Scientists chase colliding black holes
Leicester scientists have revealed today they have been involved in the search of the distant universe for the counterpart to a second Gravitational Wave source.
This week the advanced LIGO facility in the USA announced that they had detected Gravitational Waves from a merging binary black hole for the second time.
Within hours of this discovery on 26 December, scientists from our University and an international team used the Swift satellite to search for associated X-ray and ultra-violet emission.
The team found no sign of the merging stars with Swift, nor with the VISTA telescope in Chile, which performed observations 7-13 days after the trigger. This is in itself a result.
However, the large uncertainty in where the gravitational wave event occurred makes it hard to be sure whether the astronomers looked in the right place.
Later this year a second gravitational wave observing run will start, with the European advanced VIRGO facility expected to join advanced LIGO. Scientists hope for the first gravitational discovery of merging neutron stars with the resulting improved sensitivity and precision.
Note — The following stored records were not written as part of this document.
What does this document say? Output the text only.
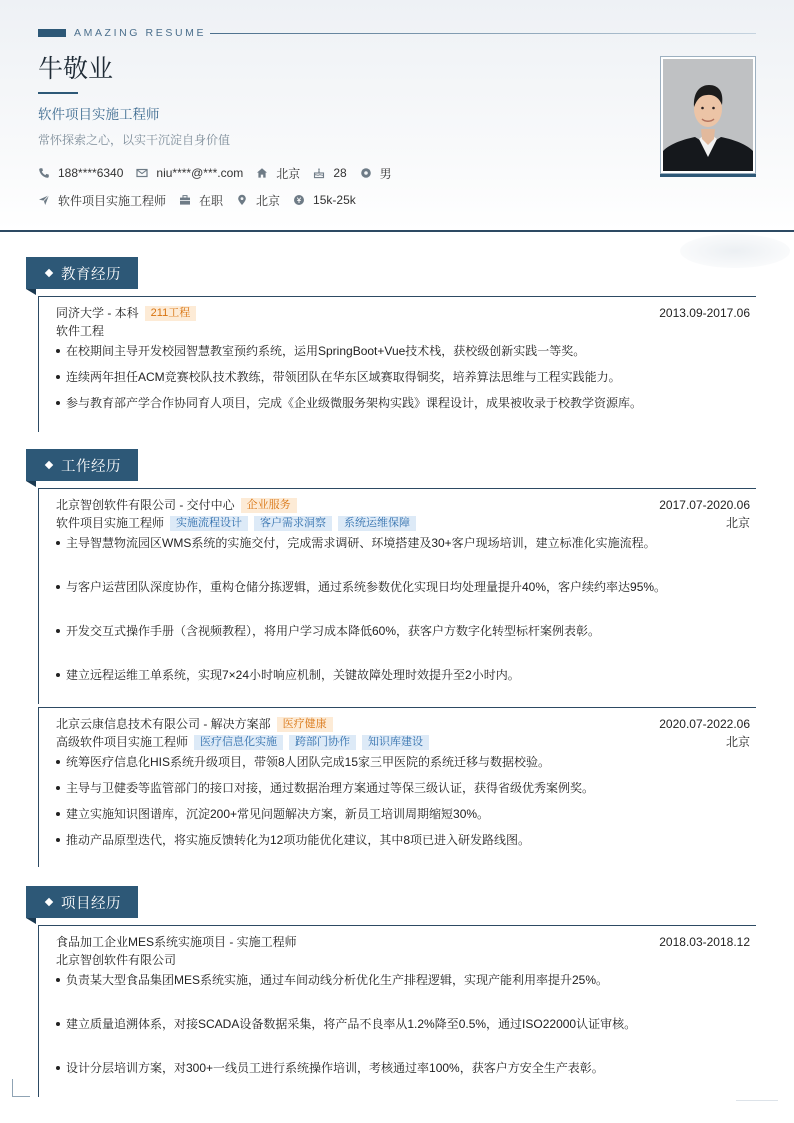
AMAZING RESUME
牛敬业
软件项目实施工程师
常怀探索之心，以实干沉淀自身价值
188****6340	niu****@***.com	北京	28	男
软件项目实施工程师	在职	北京	15k-25k
教育经历
同济大学 - 本科	211工程	2013.09-2017.06
软件工程
在校期间主导开发校园智慧教室预约系统，运用SpringBoot+Vue技术栈，获校级创新实践一等奖。
连续两年担任ACM竞赛校队技术教练，带领团队在华东区域赛取得铜奖，培养算法思维与工程实践能力。
参与教育部产学合作协同育人项目，完成《企业级微服务架构实践》课程设计，成果被收录于校教学资源库。
工作经历
北京智创软件有限公司 - 交付中心	企业服务	2017.07-2020.06
软件项目实施工程师	实施流程设计	客户需求洞察	系统运维保障	北京
主导智慧物流园区WMS系统的实施交付，完成需求调研、环境搭建及30+客户现场培训，建立标准化实施流程。
与客户运营团队深度协作，重构仓储分拣逻辑，通过系统参数优化实现日均处理量提升40%，客户续约率达95%。
开发交互式操作手册（含视频教程），将用户学习成本降低60%，获客户方数字化转型标杆案例表彰。
建立远程运维工单系统，实现7×24小时响应机制，关键故障处理时效提升至2小时内。
北京云康信息技术有限公司 - 解决方案部	医疗健康	2020.07-2022.06
高级软件项目实施工程师	医疗信息化实施	跨部门协作	知识库建设	北京
统筹医疗信息化HIS系统升级项目，带领8人团队完成15家三甲医院的系统迁移与数据校验。
主导与卫健委等监管部门的接口对接，通过数据治理方案通过等保三级认证，获得省级优秀案例奖。
建立实施知识图谱库，沉淀200+常见问题解决方案，新员工培训周期缩短30%。
推动产品原型迭代，将实施反馈转化为12项功能优化建议，其中8项已进入研发路线图。
项目经历
食品加工企业MES系统实施项目 - 实施工程师	2018.03-2018.12
北京智创软件有限公司
负责某大型食品集团MES系统实施，通过车间动线分析优化生产排程逻辑，实现产能利用率提升25%。
建立质量追溯体系，对接SCADA设备数据采集，将产品不良率从1.2%降至0.5%，通过ISO22000认证审核。
设计分层培训方案，对300+一线员工进行系统操作培训，考核通过率100%，获客户方安全生产表彰。
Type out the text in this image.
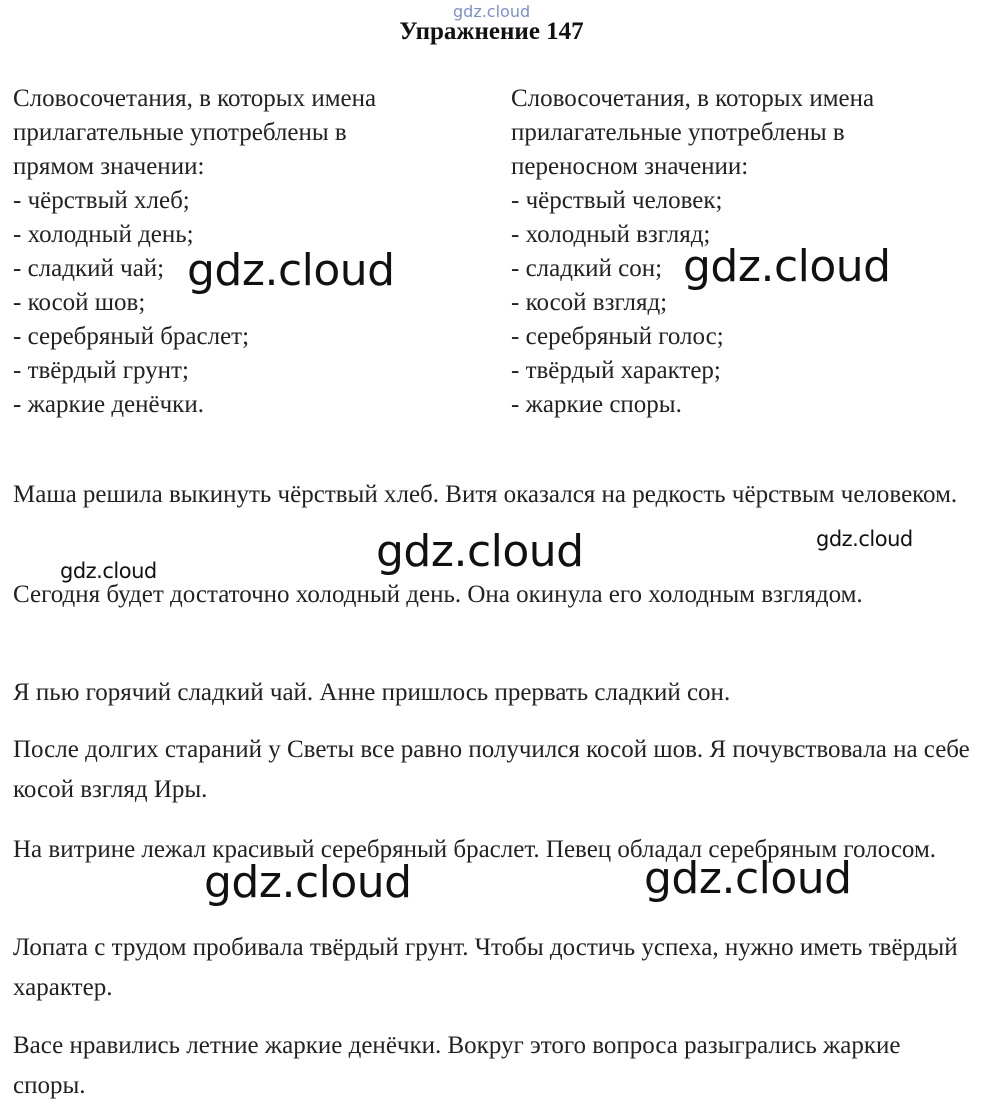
gdz.cloud
Упражнение 147

Словосочетания, в которых имена

прилагательные употреблены в

прямом значении:

- чёрствый хлеб;

- холодный день;

- сладкий чай;

- косой шов;

- серебряный браслет;

- твёрдый грунт;

- жаркие денёчки.

Словосочетания, в которых имена

прилагательные употреблены в

переносном значении:

- чёрствый человек;

- холодный взгляд;

- сладкий сон;

- косой взгляд;

- серебряный голос;

- твёрдый характер;

- жаркие споры.

Маша решила выкинуть чёрствый хлеб. Витя оказался на редкость чёрствым человеком.

Сегодня будет достаточно холодный день. Она окинула его холодным взглядом.

Я пью горячий сладкий чай. Анне пришлось прервать сладкий сон.

После долгих стараний у Светы все равно получился косой шов. Я почувствовала на себе косой взгляд Иры.

На витрине лежал красивый серебряный браслет. Певец обладал серебряным голосом.

Лопата с трудом пробивала твёрдый грунт. Чтобы достичь успеха, нужно иметь твёрдый характер.

Васе нравились летние жаркие денёчки. Вокруг этого вопроса разыгрались жаркие споры.

gdz.cloud	gdz.cloud
gdz.cloud	gdz.cloud
gdz.cloud
gdz.cloud	gdz.cloud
But will the Swift team be able to find such light, given the size of the haystack they have to search? Dr Phil Evans, who coordinates the Swift response to Gravitational Wave events, is confident that they will: "We've recently enabled a new observing mode, which will let us cover something like ten times as much sky for future events than we've been able to do so far,'' he said. "In the future we can simultaneously shrink the haystack, identify which bits are most likely to contain the needle, and search through it more rapidly."